OFC 2023: Funding still biggest challenge for start-ups
The “Hot start-ups of 2023” panel featured founders of four optical communications companies at various stages of their journey.
Lucidean makes electronic and photonic integrated circuits for energy-efficient high-speed fibre-optic interconnect solutions. The company was spun out of UC Santa Barbara with the aim of delivering coherent with a low cost and low power line to an initial target market of those companies deploying optical switch networks.
Hector Andrade, Co-founder and Lead Engineer at Lucidean said of the challenges faced by start-ups in optical communications: “I think VCs and investors in general are hesitant to fund really long-term projects, because we're all doing semiconductor electronics, photonics, these all require several years of development. So I think that hesitancy from the investor community is something that could be addressed.”
Xscape Photonics uses photonics to realise solutions for the next generation of artificial intelligence, machine learning and simulation hardware. The business was founded in 2022. The founders are all professors and researchers in photonics at Columbia University.
Speaking of the hurdles faced by start-ups, Alexander Gaeta, Founder and CEO said: “To build an interconnect we need photonics but we also need electronics which can be prohibitively expensive. If you really want to build a full interconnect, you need a substantial amount of funding for that kind of hardware. To decide to build a product without knowing for sure that a customer will buy is a huge risk for a start-up, or for larger companies that can take those risks first. Investing that kind of money, not knowing absolutely for sure that a customer is there to buy is one of the things that is, I think, the biggest challenge.”
Nubis Communications was founded in 2020 and has subsequently raised more than $40m to fully fund the development of its first product to volume production. The company aims to create optics with more dense, scalable and lower power than existing solutions and recently released its first commercial product, the XT1600 optical engine.
Dan Harding, CEO at Nubis Communications shared his view: “One big challenge for start-ups in the optical space is the funding. It is expensive to build optical products, not just for the optical, I think any semiconductor. I think we were fortunate to have some good funding, but in general, that's the biggest challenge. Developments such as the Chips Act have indicated some openness to funding startups but it will take time to allocate funding.”

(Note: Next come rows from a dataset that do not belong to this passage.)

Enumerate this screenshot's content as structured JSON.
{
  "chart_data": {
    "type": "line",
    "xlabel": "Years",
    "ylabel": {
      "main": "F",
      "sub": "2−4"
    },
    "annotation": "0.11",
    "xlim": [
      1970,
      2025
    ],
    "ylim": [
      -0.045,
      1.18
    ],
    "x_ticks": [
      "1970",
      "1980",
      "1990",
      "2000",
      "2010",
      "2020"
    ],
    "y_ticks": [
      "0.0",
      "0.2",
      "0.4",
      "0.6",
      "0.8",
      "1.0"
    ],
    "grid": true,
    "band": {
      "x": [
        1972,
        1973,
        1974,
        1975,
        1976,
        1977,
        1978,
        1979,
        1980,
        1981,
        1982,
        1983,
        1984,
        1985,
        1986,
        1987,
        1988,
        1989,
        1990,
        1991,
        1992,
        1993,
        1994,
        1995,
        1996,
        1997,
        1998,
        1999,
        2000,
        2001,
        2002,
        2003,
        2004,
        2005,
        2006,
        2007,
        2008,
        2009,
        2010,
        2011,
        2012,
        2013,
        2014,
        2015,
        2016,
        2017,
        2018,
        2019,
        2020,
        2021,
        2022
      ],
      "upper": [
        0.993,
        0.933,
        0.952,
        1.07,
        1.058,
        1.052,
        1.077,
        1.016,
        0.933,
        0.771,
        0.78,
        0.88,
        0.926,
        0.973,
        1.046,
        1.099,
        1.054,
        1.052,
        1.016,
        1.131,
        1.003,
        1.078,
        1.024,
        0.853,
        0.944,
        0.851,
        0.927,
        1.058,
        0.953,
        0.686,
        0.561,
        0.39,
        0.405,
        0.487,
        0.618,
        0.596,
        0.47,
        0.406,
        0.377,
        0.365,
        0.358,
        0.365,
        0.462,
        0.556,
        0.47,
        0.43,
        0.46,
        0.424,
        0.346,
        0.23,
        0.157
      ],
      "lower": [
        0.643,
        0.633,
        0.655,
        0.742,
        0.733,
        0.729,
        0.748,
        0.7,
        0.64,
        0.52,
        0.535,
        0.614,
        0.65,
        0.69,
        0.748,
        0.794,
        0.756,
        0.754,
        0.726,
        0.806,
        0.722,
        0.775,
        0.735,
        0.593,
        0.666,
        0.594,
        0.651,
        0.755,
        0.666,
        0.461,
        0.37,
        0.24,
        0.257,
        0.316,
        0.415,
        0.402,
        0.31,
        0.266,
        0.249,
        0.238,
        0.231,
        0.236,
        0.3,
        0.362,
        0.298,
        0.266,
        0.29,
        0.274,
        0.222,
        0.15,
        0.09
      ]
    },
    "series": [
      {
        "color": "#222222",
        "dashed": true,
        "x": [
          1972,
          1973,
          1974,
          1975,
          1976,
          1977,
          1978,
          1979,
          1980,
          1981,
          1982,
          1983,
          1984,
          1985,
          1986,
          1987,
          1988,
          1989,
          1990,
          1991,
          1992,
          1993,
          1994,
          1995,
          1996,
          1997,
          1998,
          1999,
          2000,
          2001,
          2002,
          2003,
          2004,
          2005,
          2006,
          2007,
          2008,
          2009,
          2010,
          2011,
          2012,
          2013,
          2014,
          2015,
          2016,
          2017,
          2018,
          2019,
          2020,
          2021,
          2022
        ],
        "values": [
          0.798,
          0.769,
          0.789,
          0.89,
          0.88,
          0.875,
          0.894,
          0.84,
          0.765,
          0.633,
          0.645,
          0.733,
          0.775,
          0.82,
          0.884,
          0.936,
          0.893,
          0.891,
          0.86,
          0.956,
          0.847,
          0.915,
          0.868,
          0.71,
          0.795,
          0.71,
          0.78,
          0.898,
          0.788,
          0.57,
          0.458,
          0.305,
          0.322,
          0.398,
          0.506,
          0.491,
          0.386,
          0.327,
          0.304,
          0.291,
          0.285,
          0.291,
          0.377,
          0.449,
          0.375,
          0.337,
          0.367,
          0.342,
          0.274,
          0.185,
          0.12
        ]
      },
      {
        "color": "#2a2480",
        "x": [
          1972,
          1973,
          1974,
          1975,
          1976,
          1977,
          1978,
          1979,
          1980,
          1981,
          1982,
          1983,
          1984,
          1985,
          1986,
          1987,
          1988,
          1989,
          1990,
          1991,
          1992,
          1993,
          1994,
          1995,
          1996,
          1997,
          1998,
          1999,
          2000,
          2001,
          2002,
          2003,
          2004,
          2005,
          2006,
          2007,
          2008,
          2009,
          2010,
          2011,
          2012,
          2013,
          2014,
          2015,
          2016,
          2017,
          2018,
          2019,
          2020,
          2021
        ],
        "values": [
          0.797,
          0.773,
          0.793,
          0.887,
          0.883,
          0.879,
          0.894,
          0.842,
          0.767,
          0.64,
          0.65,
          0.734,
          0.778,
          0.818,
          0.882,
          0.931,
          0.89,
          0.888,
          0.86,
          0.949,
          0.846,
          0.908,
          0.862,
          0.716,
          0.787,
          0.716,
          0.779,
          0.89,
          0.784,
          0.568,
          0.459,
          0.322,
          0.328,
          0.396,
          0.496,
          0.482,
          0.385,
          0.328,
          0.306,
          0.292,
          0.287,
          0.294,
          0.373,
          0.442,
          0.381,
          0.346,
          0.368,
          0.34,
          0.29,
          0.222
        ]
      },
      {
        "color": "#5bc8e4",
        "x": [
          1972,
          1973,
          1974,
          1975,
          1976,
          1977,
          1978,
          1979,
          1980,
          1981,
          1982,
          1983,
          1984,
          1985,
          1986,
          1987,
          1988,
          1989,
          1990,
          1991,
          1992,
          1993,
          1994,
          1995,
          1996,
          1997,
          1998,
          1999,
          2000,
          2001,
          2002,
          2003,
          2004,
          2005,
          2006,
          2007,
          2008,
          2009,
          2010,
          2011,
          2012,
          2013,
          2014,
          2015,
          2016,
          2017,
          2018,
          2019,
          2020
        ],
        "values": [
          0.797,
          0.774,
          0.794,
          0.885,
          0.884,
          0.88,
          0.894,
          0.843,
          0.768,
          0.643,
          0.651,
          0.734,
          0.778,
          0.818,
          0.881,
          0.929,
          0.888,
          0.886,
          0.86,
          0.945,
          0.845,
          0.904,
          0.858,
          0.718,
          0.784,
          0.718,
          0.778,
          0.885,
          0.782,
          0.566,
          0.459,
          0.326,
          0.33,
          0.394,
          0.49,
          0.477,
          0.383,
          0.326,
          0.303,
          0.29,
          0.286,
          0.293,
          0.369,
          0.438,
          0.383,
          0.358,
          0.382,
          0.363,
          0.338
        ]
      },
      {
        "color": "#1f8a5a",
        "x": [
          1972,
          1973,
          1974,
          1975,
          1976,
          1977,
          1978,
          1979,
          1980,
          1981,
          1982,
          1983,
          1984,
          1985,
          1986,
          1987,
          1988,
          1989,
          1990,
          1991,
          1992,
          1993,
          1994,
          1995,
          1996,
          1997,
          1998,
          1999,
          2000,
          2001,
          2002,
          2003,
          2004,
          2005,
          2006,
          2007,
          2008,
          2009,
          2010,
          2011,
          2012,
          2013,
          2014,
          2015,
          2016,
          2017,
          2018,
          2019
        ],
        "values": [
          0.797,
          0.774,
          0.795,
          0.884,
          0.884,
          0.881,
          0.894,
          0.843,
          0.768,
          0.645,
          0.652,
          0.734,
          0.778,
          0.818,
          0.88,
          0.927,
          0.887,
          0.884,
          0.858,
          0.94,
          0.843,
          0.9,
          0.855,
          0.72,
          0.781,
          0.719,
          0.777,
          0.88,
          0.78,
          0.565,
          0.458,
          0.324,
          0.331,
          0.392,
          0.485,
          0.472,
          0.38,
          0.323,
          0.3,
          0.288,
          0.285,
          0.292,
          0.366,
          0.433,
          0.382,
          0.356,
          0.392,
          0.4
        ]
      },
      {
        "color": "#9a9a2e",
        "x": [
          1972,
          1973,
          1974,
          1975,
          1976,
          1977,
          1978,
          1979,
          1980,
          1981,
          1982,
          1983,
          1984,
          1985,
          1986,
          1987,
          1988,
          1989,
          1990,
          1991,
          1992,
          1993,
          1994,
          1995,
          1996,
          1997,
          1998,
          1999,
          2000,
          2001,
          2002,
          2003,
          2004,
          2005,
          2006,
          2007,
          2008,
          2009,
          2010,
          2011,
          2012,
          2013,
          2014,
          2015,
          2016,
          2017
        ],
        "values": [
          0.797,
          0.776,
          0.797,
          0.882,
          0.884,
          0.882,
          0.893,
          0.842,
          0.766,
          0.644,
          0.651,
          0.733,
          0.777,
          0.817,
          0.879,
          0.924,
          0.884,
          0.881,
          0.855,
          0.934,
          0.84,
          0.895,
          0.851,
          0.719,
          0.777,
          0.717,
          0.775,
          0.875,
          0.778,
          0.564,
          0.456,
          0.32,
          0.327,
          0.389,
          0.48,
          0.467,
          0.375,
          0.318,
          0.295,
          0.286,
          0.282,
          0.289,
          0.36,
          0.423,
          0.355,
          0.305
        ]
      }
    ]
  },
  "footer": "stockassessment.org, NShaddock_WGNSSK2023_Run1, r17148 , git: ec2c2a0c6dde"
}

Alfalume was also represented in the panel by CEO Alexey Koush. The company, in partnership with German partner company Innolume, was set up to develop and bring to market quantum-dot laser solutions for datacom, lidar and other applications. Together the two companies already have more than 100 customers worldwide. The company recently announced sample availability of its O-band high power InAs/GaAs Quantum Dot DFB lasers. Funding has been less of an issue for the business, thanks to its partnership with Innolume.